I think this should perhaps be an option that can be set manually when doing the OCR (or through a command line option or something). In some cases (like blockprints) we really want to use it, but in some modern prints we may want to specify "bo", "zh" when there's a Chinese intruduction... but the default could be bo

ngawangtrinley commented 3 years ago

ok, quick feedback on both topics. 

  1. binarizing vs not binarizing
    1. I remember asking about binarizing images to Zach and/or someone at google and they said that google has it's own pipeline to do these things and we have a better chance to get good quality
    2. they also said that the rule of thumb for pre-processing was to make images look as good as possible to the human eye since that's what the models are calibrated on
    3. we did a lot of testing a couple of years ago and one of the things that stood out is that low quality images loose a lot with binarizing, especially those that are a bit blurry and/or with a low resolution
  2. forcing "bo"
    1. @10zinten made the relevant point that rubbish Tibetan is much more difficult to detect and cleanup than rubbish strings in random scripts. That's especially true with google OCR which detects on syllable/chunk at a time and seem to use text generation too. i.e. ཀ་།བད་ཁ་ལ་ཁ་བ་འབབ་ཁྲིད་ཀ་ཁ 7 ན། are all legal syllables, the only thing we can inconclusively rely on is the fact it's a cluster of LFMs (low frequency monosyllabic words), but even that is not going to work for shorter rubbish strings. 
    2. for beginning and ending pages we could try both Chinese and Tibetan and check the average confidence before deciding what to save. Maybe doing an average confidence test followed by a forced OCR in the other language if under a threshold could be done by default for the first 20 and last 20 pages or each pecha. I'm not sure how scalable something like this would be though.

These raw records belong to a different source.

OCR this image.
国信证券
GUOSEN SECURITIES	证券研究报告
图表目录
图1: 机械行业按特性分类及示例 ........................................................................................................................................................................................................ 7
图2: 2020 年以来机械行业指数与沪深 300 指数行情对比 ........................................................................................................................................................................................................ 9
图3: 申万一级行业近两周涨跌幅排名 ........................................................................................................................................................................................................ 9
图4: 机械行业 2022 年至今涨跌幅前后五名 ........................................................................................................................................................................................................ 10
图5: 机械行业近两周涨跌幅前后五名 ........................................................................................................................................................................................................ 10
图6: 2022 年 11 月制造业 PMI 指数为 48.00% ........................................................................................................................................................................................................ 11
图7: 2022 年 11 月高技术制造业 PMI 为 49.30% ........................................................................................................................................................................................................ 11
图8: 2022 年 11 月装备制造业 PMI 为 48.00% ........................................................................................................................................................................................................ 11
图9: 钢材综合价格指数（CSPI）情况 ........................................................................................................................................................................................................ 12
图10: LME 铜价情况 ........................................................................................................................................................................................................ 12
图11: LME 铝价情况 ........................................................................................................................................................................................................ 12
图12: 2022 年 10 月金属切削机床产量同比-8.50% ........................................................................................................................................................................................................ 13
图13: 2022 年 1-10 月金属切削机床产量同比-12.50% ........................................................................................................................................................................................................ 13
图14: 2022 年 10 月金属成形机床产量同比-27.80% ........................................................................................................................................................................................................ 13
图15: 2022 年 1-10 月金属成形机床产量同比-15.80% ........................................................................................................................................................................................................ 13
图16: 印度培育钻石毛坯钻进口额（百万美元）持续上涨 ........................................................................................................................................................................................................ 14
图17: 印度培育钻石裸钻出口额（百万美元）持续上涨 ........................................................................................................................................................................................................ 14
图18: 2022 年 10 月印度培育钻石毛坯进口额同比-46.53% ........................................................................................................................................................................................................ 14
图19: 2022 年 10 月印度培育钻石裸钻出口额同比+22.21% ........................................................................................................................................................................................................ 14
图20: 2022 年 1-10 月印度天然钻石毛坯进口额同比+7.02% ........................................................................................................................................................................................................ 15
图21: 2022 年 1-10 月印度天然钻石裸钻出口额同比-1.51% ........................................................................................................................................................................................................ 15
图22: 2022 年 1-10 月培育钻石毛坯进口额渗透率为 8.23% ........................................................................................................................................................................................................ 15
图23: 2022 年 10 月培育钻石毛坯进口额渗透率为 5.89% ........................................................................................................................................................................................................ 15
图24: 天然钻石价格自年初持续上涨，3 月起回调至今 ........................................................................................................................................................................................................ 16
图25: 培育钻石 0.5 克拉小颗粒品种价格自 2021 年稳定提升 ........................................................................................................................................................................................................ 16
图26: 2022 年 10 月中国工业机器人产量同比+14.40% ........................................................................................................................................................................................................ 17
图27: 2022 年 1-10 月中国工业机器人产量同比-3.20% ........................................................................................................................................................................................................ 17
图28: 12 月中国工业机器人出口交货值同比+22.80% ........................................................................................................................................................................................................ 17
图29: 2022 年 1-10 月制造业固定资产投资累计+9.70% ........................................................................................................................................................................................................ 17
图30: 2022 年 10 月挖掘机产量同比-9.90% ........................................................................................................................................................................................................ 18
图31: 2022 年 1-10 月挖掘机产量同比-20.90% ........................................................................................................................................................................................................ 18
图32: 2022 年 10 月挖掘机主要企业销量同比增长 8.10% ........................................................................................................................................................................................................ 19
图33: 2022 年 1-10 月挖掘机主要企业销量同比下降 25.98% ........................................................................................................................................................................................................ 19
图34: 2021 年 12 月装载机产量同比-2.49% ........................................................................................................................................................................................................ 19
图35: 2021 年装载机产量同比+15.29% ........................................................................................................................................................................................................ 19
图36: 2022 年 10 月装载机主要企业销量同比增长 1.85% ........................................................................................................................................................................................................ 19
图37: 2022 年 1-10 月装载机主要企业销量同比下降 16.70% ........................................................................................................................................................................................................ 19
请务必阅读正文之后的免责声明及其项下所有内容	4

I guess the ideal solution is to setup a simple interface similar to the one we made for Namsel, and ideally plug in a payment method.

eroux commented 3 years ago

Thanks! Yes, I agree forcing bo all the time is not a good option, but could we have it as an option when we run the ocr script?

10zinten commented 3 years ago

fix https://github.com/OpenPecha-dev/img2opf/commit/355192d64d782f060e2a8ce86655b239e3a64b0c

eroux commented 3 years ago

Thanks! It might be best to have the possibility to specify a list of languages instead of just one, but that can wait. We can use it already, thanks!